Tuesday the second wolf hunt season in Wisconsin commences. In the meantime, scientists continue to probe the complexities of balancing conservation and human’s varied interest and tolerance of the animal.
Last week veteran wildlife biologist and young scientists went at the topic from various angles during The Wildlife Society’s annual conference right here in Milwaukee.
The organizers titled the symposium – Conservation of the Recovered Wolves - and set out to cram as much data about the rising stars of research into the session as they could..
Enter Ramana Callan.
"So I know this is a symposium about the conservation of wolves, but our research questions really grew out of concern about conservation for plants."
Her collaborative work took on the question of how wolves would impact the deer population, and how that would affect biodiversity: Callan and her team are studying 38 plots described as “northern white cedar wetlands” scattered throughout five counties in north central Wisconsin.
UW PhD candidate Jennifer Stenglein is combining a highly refined modeling tool with decades of data on tracked and tagged wolf packs that have steadily increased on the Wisconsin landscape.
Stenglein is out to demonstrate “Effect of Additional Human-Caused Sources of Mortality on Wisconsin’s Wolf Population.” In other words, the stability of the wolf depend on more than the number harvested – such as what time of year and which members are killed.
“Wolves live in packs and they have this social structure to killing a juvenile disperser is very different impact on the pack than killing a pregnant female.
Wisconsin is upping its harvest quota this year from 116 to 251 wolves. Stenglein looked at the possible long term impacts to the state’s wolf population.
“The really striking one here is that if the entire study area and model harvest at 30 percent per year, the population really tanks sort of uniformly."
Stenglein is quick to add, modeling complicated created with complicated social dynamics is complex.
“And we’re making into something still very simplistic, and we're digesting the landscape into shades of yellow based based on just a couple of variables. So this is just a model still, even though it's sort of a different type of model."
"Okay our next speaker is an old guy."
UW Madison scientist Tim Van Deelen steps to the podium. A fellow wildlife biologist, Van Deelen organized the symposium, which featured Dick Thiel – retired wildlife biologist with the Wisconsin Department of Natural Resources as its closing speaker:
Thiel wears his “retired look” with ease – Hawaiian shirted and unrestricted by scientific protocol.

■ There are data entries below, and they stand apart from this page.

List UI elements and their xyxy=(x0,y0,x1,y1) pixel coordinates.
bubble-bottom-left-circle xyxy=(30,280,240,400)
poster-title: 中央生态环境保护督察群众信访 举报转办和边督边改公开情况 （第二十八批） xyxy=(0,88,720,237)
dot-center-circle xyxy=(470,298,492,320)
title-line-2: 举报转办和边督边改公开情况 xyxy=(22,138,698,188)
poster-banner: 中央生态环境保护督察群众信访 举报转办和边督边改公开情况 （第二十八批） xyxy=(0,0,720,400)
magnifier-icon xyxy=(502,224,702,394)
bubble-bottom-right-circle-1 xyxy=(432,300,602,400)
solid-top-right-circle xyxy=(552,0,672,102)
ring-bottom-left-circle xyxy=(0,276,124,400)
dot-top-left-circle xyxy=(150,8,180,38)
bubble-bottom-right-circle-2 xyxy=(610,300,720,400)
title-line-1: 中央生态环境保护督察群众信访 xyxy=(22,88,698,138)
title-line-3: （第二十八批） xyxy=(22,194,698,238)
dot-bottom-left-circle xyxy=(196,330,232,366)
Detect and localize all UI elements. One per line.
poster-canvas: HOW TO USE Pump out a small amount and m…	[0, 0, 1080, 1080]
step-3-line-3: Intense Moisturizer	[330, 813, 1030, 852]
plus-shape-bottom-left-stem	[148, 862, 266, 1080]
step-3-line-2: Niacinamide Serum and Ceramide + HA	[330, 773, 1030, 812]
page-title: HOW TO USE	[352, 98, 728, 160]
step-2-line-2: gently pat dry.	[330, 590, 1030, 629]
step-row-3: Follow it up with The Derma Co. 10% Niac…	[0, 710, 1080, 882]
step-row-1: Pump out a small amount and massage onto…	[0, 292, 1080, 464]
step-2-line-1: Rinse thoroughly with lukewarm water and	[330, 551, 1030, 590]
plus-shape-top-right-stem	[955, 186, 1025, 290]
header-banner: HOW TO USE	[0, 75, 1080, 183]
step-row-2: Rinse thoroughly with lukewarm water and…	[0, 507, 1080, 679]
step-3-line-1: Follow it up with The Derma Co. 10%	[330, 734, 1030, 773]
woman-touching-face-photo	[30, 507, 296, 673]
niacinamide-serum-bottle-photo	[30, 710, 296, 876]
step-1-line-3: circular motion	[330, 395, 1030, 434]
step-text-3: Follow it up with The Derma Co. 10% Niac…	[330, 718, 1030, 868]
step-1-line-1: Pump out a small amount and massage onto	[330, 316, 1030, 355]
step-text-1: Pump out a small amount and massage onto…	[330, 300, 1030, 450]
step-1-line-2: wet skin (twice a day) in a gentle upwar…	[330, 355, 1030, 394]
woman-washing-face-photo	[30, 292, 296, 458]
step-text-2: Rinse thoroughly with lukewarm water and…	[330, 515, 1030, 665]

“If any of you think that our state wildlife management program is not fueled by what matters to the people who pay for that ticket, you’re crazy – wolves – I hate to say this – a lot of those people who not like to see them around. So how do we get through this impass. We are not really a bureau of wildlife management, w’re a bureau of game management and I don’t know what the solution, but the nonconsumptive user group has deluded themselves into thinking that they actually have a voice. They don’t have a voice. And until they actually influence their public legislature to have a voice, then all of you who work for state agencies will be doing the bidding of hunters. Now, incidently I am a hunter and I’m not terribly proud of what’s going in the state of Wisconsin right now. We’re being hijacked by special interest groups that are hunters, and that’s just it. The problem is, they’re using something that I absolutely love – which is wolves. “
This was not the first time Notre Dame PhD candidate David Flagel heard Dick Thiel speak.
"Right after he retired he gave a talk at Midwest Wolf Stewards, which is a meeting we have among Midwest wolf ecologists and biologists. He has a ton of experience. He's one of the top people to talk with about wolf stuff.”
The seeds of Flagel’s desire to become a researcher were planted when he was growing up in Central Wisconsin.
Meanwhile, UW-Stevens Point senior Samantha Brunner is also waiting in line to talk with retired wildlife biologist Dick Thiel, who she first met in high school
Brunner says she really likes wolves.
"I'm not really a big fan of the wolf hunt, but I understand if we have too many wolves, then we're going to feel the consequences. So I'm kind of on the fence about the wolf hunt."
Brunner hopes to move on to grad school and focus on carnivores.
"I know it's very competitive but that's definitely where I'd like to focus." "Do you have a take… that’s definitely where I’d like to focus.